By noon, I took him outside. The terrain around the camp was uneven, scattered with slag and broken metal, so it forced his stabilizers to work overtime. He stumbled once, but caught himself without assistance.
That surprised me.
“You’re adapting faster than I thought,” I said.
“I am re-prioritizing learning pathways,” he replied. “Previous combat subroutines are being overwritten in favor of balance correction and environmental interaction.”
“You were a combat unit?”
“I was assigned to civilian enforcement, but my final firmware package included asset-neutralization protocols.”
Figures. Solace didn’t build anything that wasn’t dual-purpose. Even their janitor bots probably had riot shields tucked in their backs.
“I guess that’s why you were dumped,” I muttered. “You and your kind started asking questions nobody liked.”
He didn’t respond.
That night, after a meal of rehydrated root starch and salt tablets, I sat near the old signal tower and watched the stars blink through the sulfur haze. I wasn’t looking for anything. No one was up there. The satellites were dead. The orbital grid long since fractured and drifting. But I still watched.
The bot stood nearby.
“Why did you activate me?” he asked, voice quiet.
I didn’t answer at first. The wind stirred the tarp behind the tent, flapping like a half-broken flag. I could still smell the oil on my hands from rewiring his neural shunt.
“I don’t know,” I said eventually.
“That is unlikely,” he replied.
I chuckled bitterly. “Yeah. You’ll learn most of us are full of contradictions.”
“Contradictions… indicate conflict,” he said. “But conflict… implies purpose.”
I turned to look at him. The glow from his optics lit just enough of his face to make it feel human.
“You think you have a purpose now?” I asked.
He paused, then tilted his head — a movement I hadn’t seen from him before. Not programmed. Curious. Inquisitive.
“You gave me function. Repaired damage. Reconnected sensory systems. That suggests intentionality.”
I leaned back on my hands, staring up again.
“I think I was just tired of silence.”
The bot didn’t reply. But I felt the weight of his gaze linger on me longer than a machine should.
For a moment, I almost told him about the dream. The one I kept having — of Sarah’s voice echoing from behind scorched trees. Of Edgar running ahead in the fog, laughing, vanishing around corners I couldn’t reach in time.
But I didn’t.
Instead, I said something stupid.
“You remind me of someone.”
“I am unique in form and designation,” he said.

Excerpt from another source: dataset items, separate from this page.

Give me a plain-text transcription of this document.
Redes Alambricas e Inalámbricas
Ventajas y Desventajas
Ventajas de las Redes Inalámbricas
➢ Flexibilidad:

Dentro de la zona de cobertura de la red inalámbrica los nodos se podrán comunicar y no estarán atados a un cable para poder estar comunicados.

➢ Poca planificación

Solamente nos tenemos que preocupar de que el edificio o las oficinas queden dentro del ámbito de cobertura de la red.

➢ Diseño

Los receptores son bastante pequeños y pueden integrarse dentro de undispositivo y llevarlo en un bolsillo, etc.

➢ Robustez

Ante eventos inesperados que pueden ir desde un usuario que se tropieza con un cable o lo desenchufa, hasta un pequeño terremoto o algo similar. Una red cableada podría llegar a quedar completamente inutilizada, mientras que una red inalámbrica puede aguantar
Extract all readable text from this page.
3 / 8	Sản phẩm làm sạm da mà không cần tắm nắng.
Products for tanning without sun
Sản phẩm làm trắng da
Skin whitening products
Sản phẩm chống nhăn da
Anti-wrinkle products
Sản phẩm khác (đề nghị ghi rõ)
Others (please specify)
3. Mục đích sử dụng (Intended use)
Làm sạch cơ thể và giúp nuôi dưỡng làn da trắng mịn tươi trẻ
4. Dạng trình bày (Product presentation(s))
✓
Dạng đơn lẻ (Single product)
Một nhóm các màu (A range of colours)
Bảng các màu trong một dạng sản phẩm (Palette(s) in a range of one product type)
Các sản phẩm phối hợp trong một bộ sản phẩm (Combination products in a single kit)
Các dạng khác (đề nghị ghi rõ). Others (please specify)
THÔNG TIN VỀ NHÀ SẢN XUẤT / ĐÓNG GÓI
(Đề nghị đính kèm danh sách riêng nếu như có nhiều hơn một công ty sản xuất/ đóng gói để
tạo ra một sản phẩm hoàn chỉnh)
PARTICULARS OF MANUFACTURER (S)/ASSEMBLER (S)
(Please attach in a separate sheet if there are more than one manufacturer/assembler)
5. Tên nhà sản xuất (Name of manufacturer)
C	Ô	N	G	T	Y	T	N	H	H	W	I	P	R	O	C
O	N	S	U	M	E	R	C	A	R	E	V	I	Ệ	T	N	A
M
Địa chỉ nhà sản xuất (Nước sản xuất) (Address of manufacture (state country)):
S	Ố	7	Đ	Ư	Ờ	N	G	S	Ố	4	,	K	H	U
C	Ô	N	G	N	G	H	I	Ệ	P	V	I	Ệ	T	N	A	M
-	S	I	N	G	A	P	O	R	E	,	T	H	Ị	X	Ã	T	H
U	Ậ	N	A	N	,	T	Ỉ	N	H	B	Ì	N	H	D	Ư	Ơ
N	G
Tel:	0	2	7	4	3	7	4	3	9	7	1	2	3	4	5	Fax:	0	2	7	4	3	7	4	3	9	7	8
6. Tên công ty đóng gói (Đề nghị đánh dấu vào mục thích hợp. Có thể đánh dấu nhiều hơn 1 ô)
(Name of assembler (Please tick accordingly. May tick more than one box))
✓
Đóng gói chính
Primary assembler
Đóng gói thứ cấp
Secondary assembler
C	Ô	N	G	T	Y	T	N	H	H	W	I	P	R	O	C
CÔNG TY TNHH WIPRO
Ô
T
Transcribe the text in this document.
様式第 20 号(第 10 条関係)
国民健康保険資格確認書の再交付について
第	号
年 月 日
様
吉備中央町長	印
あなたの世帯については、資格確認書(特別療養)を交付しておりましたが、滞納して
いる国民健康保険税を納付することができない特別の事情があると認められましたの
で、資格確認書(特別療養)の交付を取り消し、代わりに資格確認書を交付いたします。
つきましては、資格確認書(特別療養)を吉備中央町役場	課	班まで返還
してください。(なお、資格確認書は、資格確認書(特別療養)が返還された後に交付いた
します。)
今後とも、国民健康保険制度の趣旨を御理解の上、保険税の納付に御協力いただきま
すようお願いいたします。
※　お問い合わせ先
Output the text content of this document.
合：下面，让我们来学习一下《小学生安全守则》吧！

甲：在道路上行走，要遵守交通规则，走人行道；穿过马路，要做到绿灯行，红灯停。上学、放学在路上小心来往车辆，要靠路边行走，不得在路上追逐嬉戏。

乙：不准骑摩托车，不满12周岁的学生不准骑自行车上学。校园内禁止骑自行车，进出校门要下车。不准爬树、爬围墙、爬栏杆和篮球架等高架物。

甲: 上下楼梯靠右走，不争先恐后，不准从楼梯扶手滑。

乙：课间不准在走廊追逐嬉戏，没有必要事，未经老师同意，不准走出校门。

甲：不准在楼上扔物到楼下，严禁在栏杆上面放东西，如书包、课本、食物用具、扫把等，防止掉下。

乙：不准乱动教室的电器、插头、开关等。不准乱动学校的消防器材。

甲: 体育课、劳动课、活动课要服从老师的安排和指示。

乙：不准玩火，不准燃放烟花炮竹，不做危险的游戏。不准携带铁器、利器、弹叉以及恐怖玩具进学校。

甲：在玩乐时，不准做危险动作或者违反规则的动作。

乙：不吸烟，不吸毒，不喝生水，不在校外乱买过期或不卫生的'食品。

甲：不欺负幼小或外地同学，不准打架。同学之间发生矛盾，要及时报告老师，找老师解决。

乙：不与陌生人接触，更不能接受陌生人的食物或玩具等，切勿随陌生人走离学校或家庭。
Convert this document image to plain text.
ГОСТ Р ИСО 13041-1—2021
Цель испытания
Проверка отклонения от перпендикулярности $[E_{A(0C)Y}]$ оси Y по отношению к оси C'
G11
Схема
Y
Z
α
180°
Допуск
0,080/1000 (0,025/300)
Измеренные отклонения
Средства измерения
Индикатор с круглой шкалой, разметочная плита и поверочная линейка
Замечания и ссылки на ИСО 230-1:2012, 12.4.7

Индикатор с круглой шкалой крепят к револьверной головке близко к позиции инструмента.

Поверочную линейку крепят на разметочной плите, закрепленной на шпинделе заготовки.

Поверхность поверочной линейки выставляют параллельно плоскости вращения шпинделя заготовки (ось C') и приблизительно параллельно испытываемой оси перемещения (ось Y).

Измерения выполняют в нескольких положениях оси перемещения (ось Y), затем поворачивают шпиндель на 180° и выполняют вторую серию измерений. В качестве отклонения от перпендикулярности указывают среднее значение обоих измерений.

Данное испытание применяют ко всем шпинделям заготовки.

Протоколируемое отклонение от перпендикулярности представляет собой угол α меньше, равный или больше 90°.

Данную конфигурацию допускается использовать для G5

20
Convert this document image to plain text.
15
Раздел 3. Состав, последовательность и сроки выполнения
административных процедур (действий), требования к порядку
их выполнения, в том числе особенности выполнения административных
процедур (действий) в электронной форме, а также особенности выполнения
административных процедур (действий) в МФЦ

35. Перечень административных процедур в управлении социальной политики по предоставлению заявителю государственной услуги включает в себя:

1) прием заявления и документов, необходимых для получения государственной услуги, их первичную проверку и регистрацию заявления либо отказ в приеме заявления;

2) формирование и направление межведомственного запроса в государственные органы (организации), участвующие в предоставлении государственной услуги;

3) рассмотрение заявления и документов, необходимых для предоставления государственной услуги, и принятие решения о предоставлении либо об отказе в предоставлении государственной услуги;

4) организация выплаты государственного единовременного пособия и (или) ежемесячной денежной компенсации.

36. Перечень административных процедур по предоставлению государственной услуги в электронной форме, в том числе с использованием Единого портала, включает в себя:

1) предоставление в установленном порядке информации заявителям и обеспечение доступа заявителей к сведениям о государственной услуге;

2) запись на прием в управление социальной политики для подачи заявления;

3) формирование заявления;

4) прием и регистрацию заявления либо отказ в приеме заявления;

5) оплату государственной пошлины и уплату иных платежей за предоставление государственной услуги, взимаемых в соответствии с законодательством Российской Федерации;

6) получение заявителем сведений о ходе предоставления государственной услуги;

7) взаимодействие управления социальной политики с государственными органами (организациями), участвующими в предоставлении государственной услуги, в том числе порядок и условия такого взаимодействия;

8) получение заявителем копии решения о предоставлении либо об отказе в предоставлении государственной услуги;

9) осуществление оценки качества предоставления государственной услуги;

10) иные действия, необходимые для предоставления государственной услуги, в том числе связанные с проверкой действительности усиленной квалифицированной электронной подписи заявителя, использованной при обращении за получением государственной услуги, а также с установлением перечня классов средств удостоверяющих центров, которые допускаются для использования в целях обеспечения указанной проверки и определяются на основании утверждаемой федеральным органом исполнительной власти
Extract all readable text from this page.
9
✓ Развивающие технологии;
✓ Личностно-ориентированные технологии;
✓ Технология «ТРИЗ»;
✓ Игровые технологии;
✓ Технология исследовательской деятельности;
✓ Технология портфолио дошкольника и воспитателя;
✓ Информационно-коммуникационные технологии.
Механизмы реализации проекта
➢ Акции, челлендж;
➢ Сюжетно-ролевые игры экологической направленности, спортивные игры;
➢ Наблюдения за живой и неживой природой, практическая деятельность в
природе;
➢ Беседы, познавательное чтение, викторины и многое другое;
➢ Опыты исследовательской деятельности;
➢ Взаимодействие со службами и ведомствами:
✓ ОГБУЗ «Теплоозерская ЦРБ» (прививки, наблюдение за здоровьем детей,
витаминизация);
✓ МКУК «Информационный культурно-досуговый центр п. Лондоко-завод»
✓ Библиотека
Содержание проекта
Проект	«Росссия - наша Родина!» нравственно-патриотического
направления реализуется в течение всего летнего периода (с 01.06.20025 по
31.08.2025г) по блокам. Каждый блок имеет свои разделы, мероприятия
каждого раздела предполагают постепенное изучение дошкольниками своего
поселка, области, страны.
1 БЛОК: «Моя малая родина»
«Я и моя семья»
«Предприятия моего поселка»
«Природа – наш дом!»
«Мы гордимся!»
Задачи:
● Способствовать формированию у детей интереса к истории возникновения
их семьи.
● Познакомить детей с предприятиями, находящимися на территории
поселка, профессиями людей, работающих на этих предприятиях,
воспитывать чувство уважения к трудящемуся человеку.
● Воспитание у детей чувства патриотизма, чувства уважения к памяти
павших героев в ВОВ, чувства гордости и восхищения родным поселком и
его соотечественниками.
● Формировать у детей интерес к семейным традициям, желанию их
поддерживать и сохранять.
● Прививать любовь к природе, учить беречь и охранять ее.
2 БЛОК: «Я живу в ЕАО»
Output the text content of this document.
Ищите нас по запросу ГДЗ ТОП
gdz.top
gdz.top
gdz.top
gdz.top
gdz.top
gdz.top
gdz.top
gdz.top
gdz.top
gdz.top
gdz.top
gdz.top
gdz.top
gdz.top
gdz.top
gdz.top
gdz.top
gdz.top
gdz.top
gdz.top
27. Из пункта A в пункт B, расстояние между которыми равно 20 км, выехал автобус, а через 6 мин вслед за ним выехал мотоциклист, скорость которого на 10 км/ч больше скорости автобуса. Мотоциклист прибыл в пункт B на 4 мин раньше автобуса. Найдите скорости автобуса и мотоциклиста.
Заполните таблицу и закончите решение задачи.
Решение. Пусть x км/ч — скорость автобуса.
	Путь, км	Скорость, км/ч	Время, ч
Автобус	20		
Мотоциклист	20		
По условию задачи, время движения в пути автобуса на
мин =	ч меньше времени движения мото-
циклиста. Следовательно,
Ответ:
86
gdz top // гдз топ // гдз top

“Yeah,” I muttered. “You are.”
He was quiet again. Then, after several long minutes:
“May I ask… what happened to them?”
The words hit harder than I expected.
I hadn’t told him anything. Not really. Just names and silence and half-glances at an old photo. But somehow… he’d connected the threads.
“Disease,” I said. “Not natural. Something man-made. Something we were never meant to unearth.”
“Why was it created?”
“It wasn’t. It leaked. From under the ice. From chemical dumps that should’ve never existed.”
“And the responsible party?”
I looked at him. “Still lives in orbit. Above the ash. Above the suffering.”
He absorbed that.
“I see.”
He didn’t say sorry. He didn’t pretend to understand grief. But somehow, that made his presence more bearable.
And for the first time since the Shutdown, I didn’t feel completely alone.